The decision by Rolls-Royce Corp. to occupy Eli Lilly and Co.’s Faris office campus downtown headed off what could have been a big spike in the central business district Class A office vacancy rate.
Rolls-Royce announced March 15 it would lease 404,000 square feet in two Faris-campus buildings on South Meridian Street that Lilly vacated in 2010. The aircraft-engine maker will begin moving 2,500 office employees to the site from other Indianapolis locations later this year.
Lilly had been a tenant in Faris since developing it in partnership with Kite Realty Group Trust in 2001. Because Faris was a single-tenant building, it hadn’t shown up yet in the office-vacancy statistics generated by most local commercial real estate brokerages.
The downtown vacancy rate for Class A space of 18.4 percent at the end of 2010 would have jumped to 23.4 percent if the Faris space was included, according to Summit Realty Group statistics.
“If you’re an out-of-town company looking at Indianapolis, you’re going to look at those numbers and wonder if downtown was dying,” said Tim Norton, Summit’s executive vice president. Tenants all over downtown would use those numbers to their advantage in negotiating leases, said Norton.
He said leasing the Faris space to multiple tenants would have been a big challenge because it isn’t in the heart of downtown. “Those numbers would have been with us for a long time.”
CB Richard Ellis is thought to be the only firm that was including the vacated Faris space in its numbers. CBRE, which was hired by Lilly in 2009 to market the Faris space, started including the Faris campus in its vacancy statistics in last year’s third quarter when Lilly finished moving the 1,000 employees who had worked there.
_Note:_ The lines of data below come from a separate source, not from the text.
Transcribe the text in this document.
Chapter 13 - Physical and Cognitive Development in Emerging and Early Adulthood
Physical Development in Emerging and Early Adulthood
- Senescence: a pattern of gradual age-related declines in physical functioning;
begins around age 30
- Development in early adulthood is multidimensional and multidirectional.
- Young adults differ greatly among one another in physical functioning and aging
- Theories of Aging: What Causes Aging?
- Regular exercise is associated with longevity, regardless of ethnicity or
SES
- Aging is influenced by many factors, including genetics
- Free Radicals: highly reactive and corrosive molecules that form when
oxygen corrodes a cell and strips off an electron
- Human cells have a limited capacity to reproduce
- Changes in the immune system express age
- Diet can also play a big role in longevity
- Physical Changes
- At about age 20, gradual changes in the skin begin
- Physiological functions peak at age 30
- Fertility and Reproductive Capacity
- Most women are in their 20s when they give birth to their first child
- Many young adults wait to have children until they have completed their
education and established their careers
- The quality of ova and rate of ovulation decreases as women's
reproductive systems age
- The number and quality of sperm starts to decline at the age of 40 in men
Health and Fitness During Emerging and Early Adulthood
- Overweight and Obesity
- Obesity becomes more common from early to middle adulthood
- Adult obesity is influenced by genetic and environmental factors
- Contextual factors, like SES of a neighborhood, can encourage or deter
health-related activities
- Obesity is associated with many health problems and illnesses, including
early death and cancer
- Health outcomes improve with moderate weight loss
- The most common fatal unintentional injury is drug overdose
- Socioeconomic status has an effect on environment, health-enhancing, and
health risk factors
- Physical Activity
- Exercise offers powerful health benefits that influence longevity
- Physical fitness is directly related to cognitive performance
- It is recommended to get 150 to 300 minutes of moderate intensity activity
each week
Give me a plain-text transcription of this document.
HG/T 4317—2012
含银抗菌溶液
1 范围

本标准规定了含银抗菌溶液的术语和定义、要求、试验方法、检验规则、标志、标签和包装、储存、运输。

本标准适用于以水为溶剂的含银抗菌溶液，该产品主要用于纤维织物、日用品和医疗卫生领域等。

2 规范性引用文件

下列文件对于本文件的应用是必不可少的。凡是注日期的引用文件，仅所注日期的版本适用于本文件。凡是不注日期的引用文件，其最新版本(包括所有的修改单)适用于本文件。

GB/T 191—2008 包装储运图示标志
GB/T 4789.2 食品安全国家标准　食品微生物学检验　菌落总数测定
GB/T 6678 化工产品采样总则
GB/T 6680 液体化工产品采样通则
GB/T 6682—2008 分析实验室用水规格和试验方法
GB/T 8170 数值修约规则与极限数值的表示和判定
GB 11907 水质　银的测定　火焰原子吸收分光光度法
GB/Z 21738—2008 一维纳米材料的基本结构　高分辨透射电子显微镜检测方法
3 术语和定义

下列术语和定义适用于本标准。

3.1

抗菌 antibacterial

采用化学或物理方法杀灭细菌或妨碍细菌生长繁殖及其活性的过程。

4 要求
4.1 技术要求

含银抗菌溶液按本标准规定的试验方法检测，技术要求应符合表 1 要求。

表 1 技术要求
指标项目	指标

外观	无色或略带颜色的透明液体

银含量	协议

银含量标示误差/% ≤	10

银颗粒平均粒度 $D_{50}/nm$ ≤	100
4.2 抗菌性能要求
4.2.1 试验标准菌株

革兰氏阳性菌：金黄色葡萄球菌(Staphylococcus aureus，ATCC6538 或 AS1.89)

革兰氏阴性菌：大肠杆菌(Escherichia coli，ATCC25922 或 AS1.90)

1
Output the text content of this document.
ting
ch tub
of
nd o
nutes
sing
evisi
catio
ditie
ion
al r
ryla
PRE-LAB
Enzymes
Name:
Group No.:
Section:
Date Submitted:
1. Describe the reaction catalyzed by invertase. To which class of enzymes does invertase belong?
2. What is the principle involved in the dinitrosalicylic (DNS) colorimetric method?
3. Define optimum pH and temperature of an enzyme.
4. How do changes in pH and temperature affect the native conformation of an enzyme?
Its preliminary data shows a Class A vacancy rate of 20.8 percent at the end of this year’s first quarter. Factoring in the Rolls-Royce lease, that number falls to 16.2 percent.
CBRE’s Jeffrey Luebker, who represented Lilly, said the decision by Rolls-Royce to occupy the space gives downtown another “global brand,” which elevates its profile and can be helpful in the marketing of all downtown space. He listed Lilly, Simon Property Group and WellPoint as other big brands downtown.
One building on the Faris campus that Rolls-Royce isn’t leasing is the 120,000-square-foot Brougher Building, which was a high school until the late 1970s. Luebker said interest in that building has picked up in the short time since the Rolls-Royce announcement.
Luebker said that an office tenant or tenants is still the most likely use for the building, but he’s taken calls from people who’ve mentioned a variety of uses. Because it’s close to both Lilly and Rolls-Royce, an academic use playing off life sciences and technology would be a good fit, he said.
The Brougher Building is one of several large downtown spaces still available. Others include the former Safeco Corp. insurance offices at 500 N. Meridian St., where 320,000 square feet is still available. M&I Plaza, the former First Indiana Plaza at Ohio and Pennsylvania streets, has 210,000 contiguous square feet available. And PNC Bank is trying to sublease almost 100,000 square feet at PNC Plaza at Illinois and Washington streets.
Jon Owens, a senior vice president at Cassidy Turley, said the odds of filling those spaces are improving. He said tenant interest in the downtown office market began picking up in the middle of last year’s fourth quarter.
The Rolls-Royce deal will only help matters, he said, noting that there will be some vendors and service providers who want to be nearby. And the bounce should be felt by more than just office space owners and brokers, said Owens, noting the benefit of having 2,500 Rolls-Royce employees patronizing Circle Centre mall and other downtown businesses.